Virüsle verilmek istenen mesaj sadece Çin’e değildi yani. Tüm dünyaya biz olmadan yeni dünya düzenini, ekonomik düzeni, ticari ilişkileri kurdurtmayız deniyordu.
2020 öncesi mücadele merkezi Suriye iken, şimdi ise Çin-Avrupa ekseni. Türkiye ise bu eksenin tam ortasında. Geçiş noktasında olmasına rağmen Türkiye, bu süreci çok iyi yönetti. Yabancı tv kanalları bunu konuşuyor. Tabi bu biraz da Türkiye’nin olaya sistem odaklı değil, insan odaklı yaklaşmasından kaynaklı. Devam edelim, süreç nereye evrilmek isteniyor, asıl üzerinde durmamız gereken bu…
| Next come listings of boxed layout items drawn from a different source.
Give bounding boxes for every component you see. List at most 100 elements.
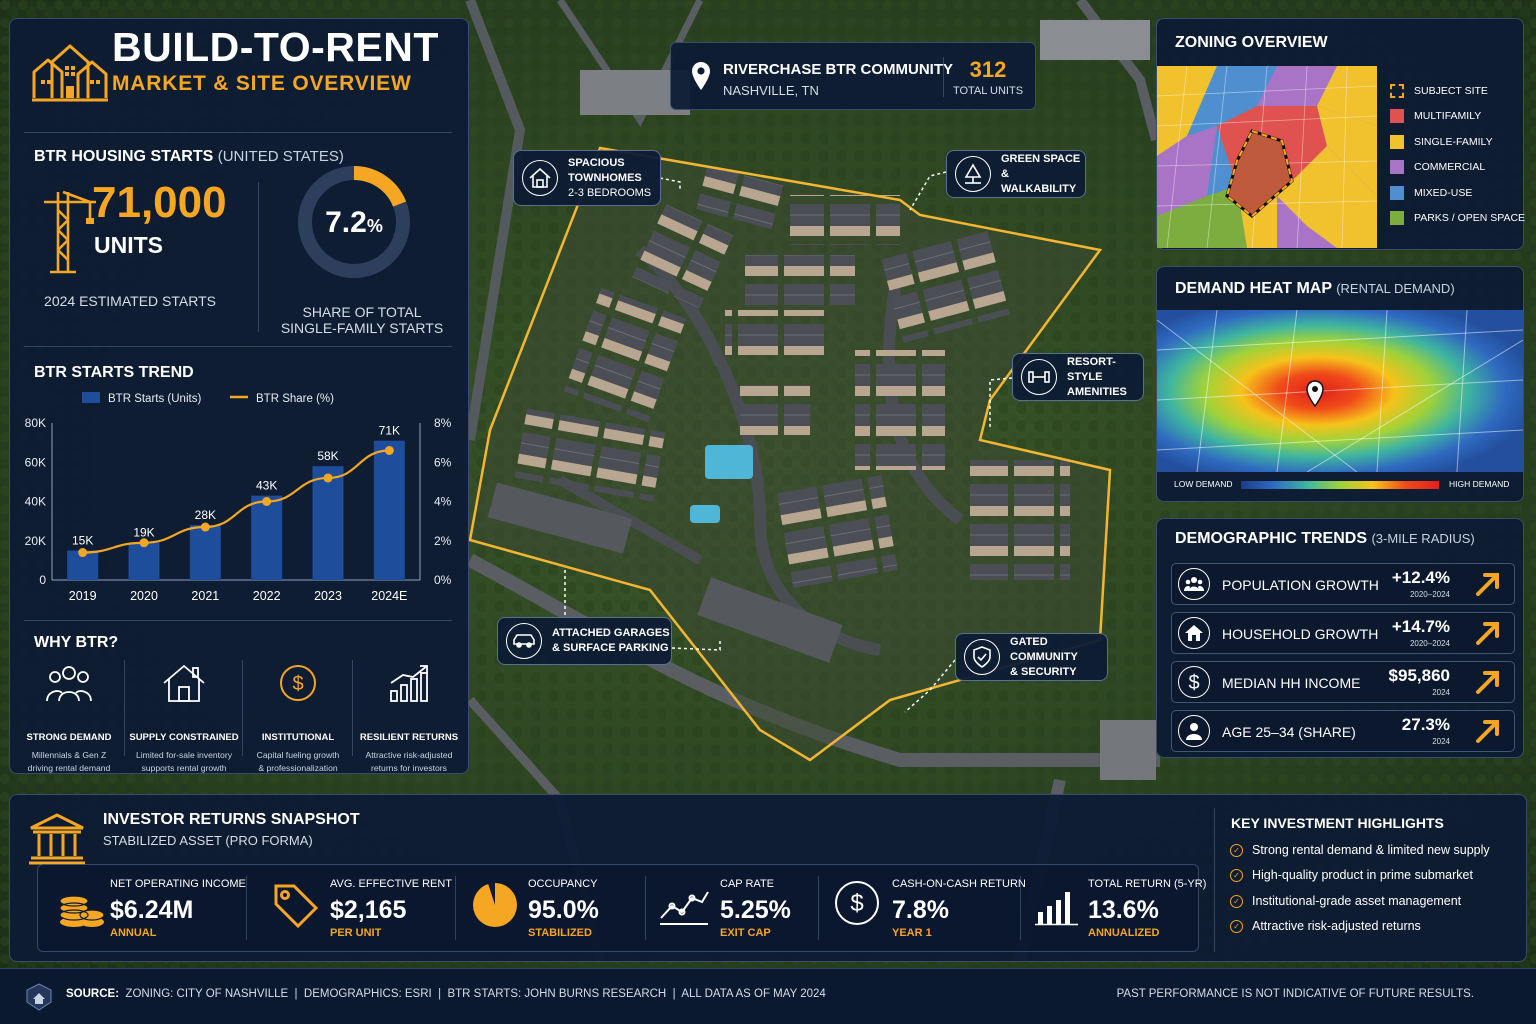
y-tick-left: 20K xyxy=(25,534,46,548)
bar-label: 15K xyxy=(72,534,93,548)
demo-row-age: AGE 25–34 (SHARE) 27.3% 2024 xyxy=(1171,710,1515,752)
demand-heat-map xyxy=(1157,310,1523,472)
y-tick-right: 6% xyxy=(434,455,452,469)
zoning-map xyxy=(1157,66,1377,248)
growth-chart-icon xyxy=(390,665,428,702)
bar xyxy=(312,466,344,580)
share-point xyxy=(323,473,333,483)
divider xyxy=(818,876,819,940)
heat-scale-bar xyxy=(1241,481,1439,489)
divider xyxy=(455,876,456,940)
arrow-up-right-icon xyxy=(1476,622,1499,645)
why-item-desc: Limited for-sale inventory supports renta… xyxy=(135,750,232,773)
check-icon: ✓ xyxy=(1230,843,1243,857)
demo-period: 2020–2024 xyxy=(1409,639,1450,648)
legend-swatch-bars xyxy=(82,392,100,403)
dollar-coin-icon: $ xyxy=(835,881,879,925)
demo-row-income: $ MEDIAN HH INCOME $95,860 2024 xyxy=(1171,661,1515,703)
page-subtitle: MARKET & SITE OVERVIEW xyxy=(112,72,412,95)
callout-townhomes[interactable]: SPACIOUS TOWNHOMES 2-3 BEDROOMS xyxy=(513,150,661,206)
dollar-coin-icon: $ xyxy=(280,665,316,701)
check-icon: ✓ xyxy=(1230,868,1243,882)
bar xyxy=(189,525,221,580)
site-location: NASHVILLE, TN xyxy=(723,83,819,98)
demo-period: 2024 xyxy=(1432,737,1450,746)
divider xyxy=(352,660,353,756)
why-item-desc: Attractive risk-adjusted returns for inve… xyxy=(365,750,453,773)
divider xyxy=(24,346,452,347)
demo-value: +12.4% xyxy=(1391,568,1450,587)
legend-single-family: SINGLE-FAMILY xyxy=(1390,135,1493,149)
highlight-item: ✓ High-quality product in prime submarket xyxy=(1230,868,1473,882)
kpi-cap-rate: CAP RATE 5.25% EXIT CAP xyxy=(656,864,816,952)
x-tick: 2020 xyxy=(130,589,158,603)
kpi-label: NET OPERATING INCOME xyxy=(110,878,246,890)
demo-period: 2024 xyxy=(1432,688,1450,697)
footer: SOURCE: ZONING: CITY OF NASHVILLE | DEMO… xyxy=(0,968,1536,1024)
legend-parks: PARKS / OPEN SPACE xyxy=(1390,211,1525,225)
callout-parking[interactable]: ATTACHED GARAGES & SURFACE PARKING xyxy=(497,617,672,665)
why-item-resilient: RESILIENT RETURNS Attractive risk-adjust… xyxy=(352,660,466,775)
investor-heading: INVESTOR RETURNS SNAPSHOT xyxy=(103,811,360,828)
x-tick: 2022 xyxy=(253,589,281,603)
kpi-value: 95.0% xyxy=(528,896,599,924)
demo-label: HOUSEHOLD GROWTH xyxy=(1222,626,1379,642)
kpi-value: 13.6% xyxy=(1088,896,1159,924)
legend-swatch xyxy=(1390,160,1404,174)
kpi-sub: STABILIZED xyxy=(528,927,592,939)
dollar-icon: $ xyxy=(1188,672,1199,693)
legend-swatch xyxy=(1390,109,1404,123)
site-units-label: TOTAL UNITS xyxy=(952,85,1024,97)
kpi-noi: NET OPERATING INCOME $6.24M ANNUAL xyxy=(50,864,246,952)
kpi-value: 5.25% xyxy=(720,896,791,924)
demographics-heading: DEMOGRAPHIC TRENDS (3-MILE RADIUS) xyxy=(1175,530,1475,547)
callout-green-space[interactable]: GREEN SPACE & WALKABILITY xyxy=(946,150,1086,198)
bank-icon xyxy=(29,813,85,865)
demo-value: 27.3% xyxy=(1401,715,1450,734)
starts-unit: UNITS xyxy=(94,232,163,258)
bar-label: 28K xyxy=(195,508,216,522)
kpi-cash-on-cash: $ CASH-ON-CASH RETURN 7.8% YEAR 1 xyxy=(830,864,1026,952)
demo-label: POPULATION GROWTH xyxy=(1222,577,1379,593)
demo-period: 2020–2024 xyxy=(1409,590,1450,599)
heat-high-label: HIGH DEMAND xyxy=(1449,479,1510,489)
home-icon xyxy=(1185,625,1203,641)
map-pin-icon xyxy=(1306,380,1324,408)
investor-subheading: STABILIZED ASSET (PRO FORMA) xyxy=(103,833,313,848)
svg-text:$: $ xyxy=(292,673,303,695)
kpi-sub: PER UNIT xyxy=(330,927,382,939)
divider xyxy=(242,660,243,756)
demo-row-population: POPULATION GROWTH +12.4% 2020–2024 xyxy=(1171,563,1515,605)
share-point xyxy=(384,445,394,455)
legend-label-bars: BTR Starts (Units) xyxy=(108,393,201,405)
housing-starts-heading: BTR HOUSING STARTS (UNITED STATES) xyxy=(34,148,344,165)
bar-label: 71K xyxy=(379,424,400,438)
bar-label: 43K xyxy=(256,479,277,493)
starts-caption: 2024 ESTIMATED STARTS xyxy=(44,293,216,309)
highlight-item: ✓ Strong rental demand & limited new supp… xyxy=(1230,843,1490,857)
house-icon xyxy=(529,168,551,188)
kpi-label: AVG. EFFECTIVE RENT xyxy=(330,878,453,890)
shield-check-icon xyxy=(973,646,991,668)
kpi-value: $2,165 xyxy=(330,896,407,924)
trend-line-icon xyxy=(660,891,709,925)
person-icon xyxy=(1186,723,1202,740)
kpi-label: TOTAL RETURN (5-YR) xyxy=(1088,878,1207,890)
zoning-heading: ZONING OVERVIEW xyxy=(1175,34,1328,51)
y-tick-left: 80K xyxy=(25,416,46,430)
bar xyxy=(251,495,283,580)
callout-gated[interactable]: GATED COMMUNITY & SECURITY xyxy=(955,633,1108,681)
y-tick-right: 2% xyxy=(434,534,452,548)
check-icon: ✓ xyxy=(1230,919,1243,933)
house-outline-icon xyxy=(163,664,205,702)
map-pin-icon xyxy=(692,62,710,90)
highlight-item: ✓ Institutional-grade asset management xyxy=(1230,894,1461,908)
kpi-sub: EXIT CAP xyxy=(720,927,771,939)
arrow-up-right-icon xyxy=(1476,573,1499,596)
callout-amenities[interactable]: RESORT-STYLE AMENITIES xyxy=(1012,353,1144,401)
heat-low-label: LOW DEMAND xyxy=(1174,479,1233,489)
x-tick: 2024E xyxy=(371,589,407,603)
bar xyxy=(373,440,405,580)
share-donut xyxy=(298,166,410,278)
kpi-sub: YEAR 1 xyxy=(892,927,932,939)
2011’den beri savaşla, yakıp yıkmakla, talan etmekle, yok etmekle yapılamayanı virüs 4 ayda yaptı. Yani silahın yapamadığını gözle görülemeyen virüs gerçekleştirdi. Bir taşla iki kuş… Şu an Suriye’yi konuşan var mı? Yok. Herkes Korona ile yatıp korona ile kalkıyor.
Derin ABD’nin dergisi Der Spigel’in kapak sayfasında yer alan, Erdoğan-Putin-Trump-Jinping dörtlüsünün oluşturduğu birliğin dağıtılması amacı yerine getirilmeye çalışılıyor. Bu nedenle Derin ABD’nin, Derin Londra’nın, Suriye’yi yok ederek Türkiye’yi sürpülase etmeye çalışması, 10 yıldır bunu başaramayıp en son çareyi virüste araması bunun en açık göstergesi.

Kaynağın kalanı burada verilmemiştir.